Mr Georges recalled that the incident was about five to six years ago. He noted the funeral home was led by a Haitian citizen.
“I don’t know what the cause was, but it was done in poor taste. They were laid to rest in wooden boxes which seemed to be made out of plywood. Clearly, they were not suitable caskets that I don’t think anyone would want their family members to be buried in.”
The consultant previously revealed the Haitian government has committed to cover the burial costs of those who perished at sea after their boat capsized in waters off New Providence.
The boating tragedy left 17 Haitian migrants, including a pregnant woman, dead last month.
Back in 2019, officials said 27 Haitians died and 18 survived after their boat hit a reef in early February.
Haitian survivors of the shipwreck told rescuers they were at sea for seven days when all hell broke loose near the Abaco cays.
The vessel struck a reef well known to be dangerous and the boat disintegrated into two halves, volunteer rescuers told this newspaper.

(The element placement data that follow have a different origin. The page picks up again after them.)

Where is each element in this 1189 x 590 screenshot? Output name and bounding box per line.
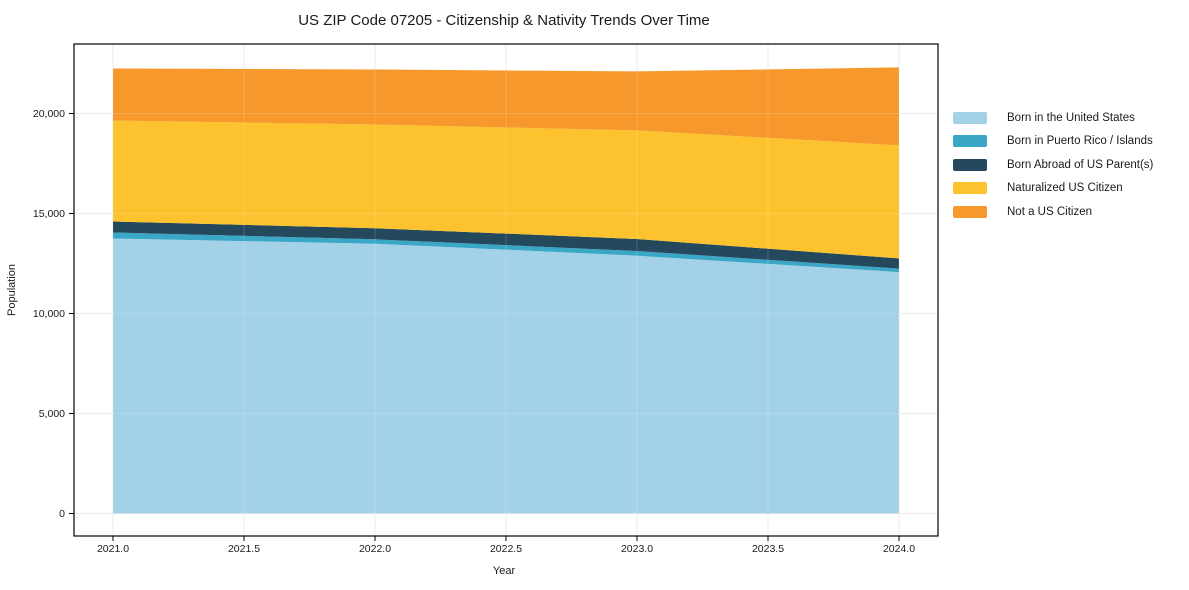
y-axis-label: Population bbox=[6, 264, 18, 316]
legend-swatch bbox=[953, 182, 987, 195]
x-axis-label: Year bbox=[493, 565, 516, 577]
legend-item-4: Not a US Citizen bbox=[953, 200, 1153, 224]
legend-swatch bbox=[953, 135, 987, 148]
legend-item-2: Born Abroad of US Parent(s) bbox=[953, 153, 1153, 177]
x-tick-label: 2023.0 bbox=[621, 543, 653, 555]
legend-label: Born in the United States bbox=[1007, 111, 1135, 124]
legend-label: Born Abroad of US Parent(s) bbox=[1007, 158, 1154, 171]
legend-item-3: Naturalized US Citizen bbox=[953, 177, 1153, 201]
x-tick-label: 2024.0 bbox=[883, 543, 915, 555]
area-series-3 bbox=[113, 120, 899, 259]
area-series-0 bbox=[113, 238, 899, 514]
area-series-1 bbox=[113, 232, 899, 273]
x-tick-label: 2021.5 bbox=[228, 543, 260, 555]
x-tick-label: 2022.0 bbox=[359, 543, 391, 555]
gridlines-overlay-layer bbox=[74, 44, 938, 536]
axes-layer: 2021.0 2021.5 2022.0 2022.5 2023.0 2023.5 2024… bbox=[33, 43, 939, 555]
x-tick-label: 2022.5 bbox=[490, 543, 522, 555]
legend-swatch bbox=[953, 158, 987, 171]
legend-label: Not a US Citizen bbox=[1007, 205, 1093, 218]
area-series-4 bbox=[113, 67, 899, 146]
legend-swatch bbox=[953, 111, 987, 124]
x-tick-label: 2023.5 bbox=[752, 543, 784, 555]
legend-item-1: Born in Puerto Rico / Islands bbox=[953, 130, 1153, 154]
x-tick-label: 2021.0 bbox=[97, 543, 129, 555]
y-tick-label: 10,000 bbox=[33, 308, 65, 320]
legend: Born in the United States Born in Puerto … bbox=[953, 106, 1153, 224]
chart-title: US ZIP Code 07205 - Citizenship & Nativi… bbox=[298, 12, 710, 29]
y-tick-label: 0 bbox=[59, 508, 65, 520]
y-tick-label: 15,000 bbox=[33, 208, 65, 220]
legend-item-0: Born in the United States bbox=[953, 106, 1153, 130]
y-tick-label: 20,000 bbox=[33, 108, 65, 120]
legend-swatch bbox=[953, 205, 987, 218]
legend-label: Naturalized US Citizen bbox=[1007, 182, 1123, 195]
area-series-2 bbox=[113, 221, 899, 269]
legend-label: Born in Puerto Rico / Islands bbox=[1007, 135, 1153, 148]
areas-layer bbox=[113, 67, 899, 514]
y-tick-label: 5,000 bbox=[39, 408, 65, 420]
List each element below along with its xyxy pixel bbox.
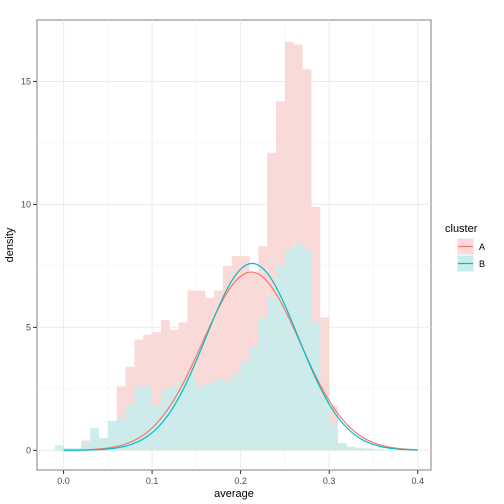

The dead were first spotted by tourists in a 55ft chartered catamaran.
The tourists saw two floating bodies and sent a mayday signal, according to Troy Albury, 48, head of Bahamas Air Sea Rescue Association on Guana Cay and the first rescuer on the scene.
The incident was the deadliest migrant shipwreck in Bahamian waters since 2013 when at least 30 Haitians perished on an overloaded boat headed for the United States. At the time, 110 people were rescued, including 19 women.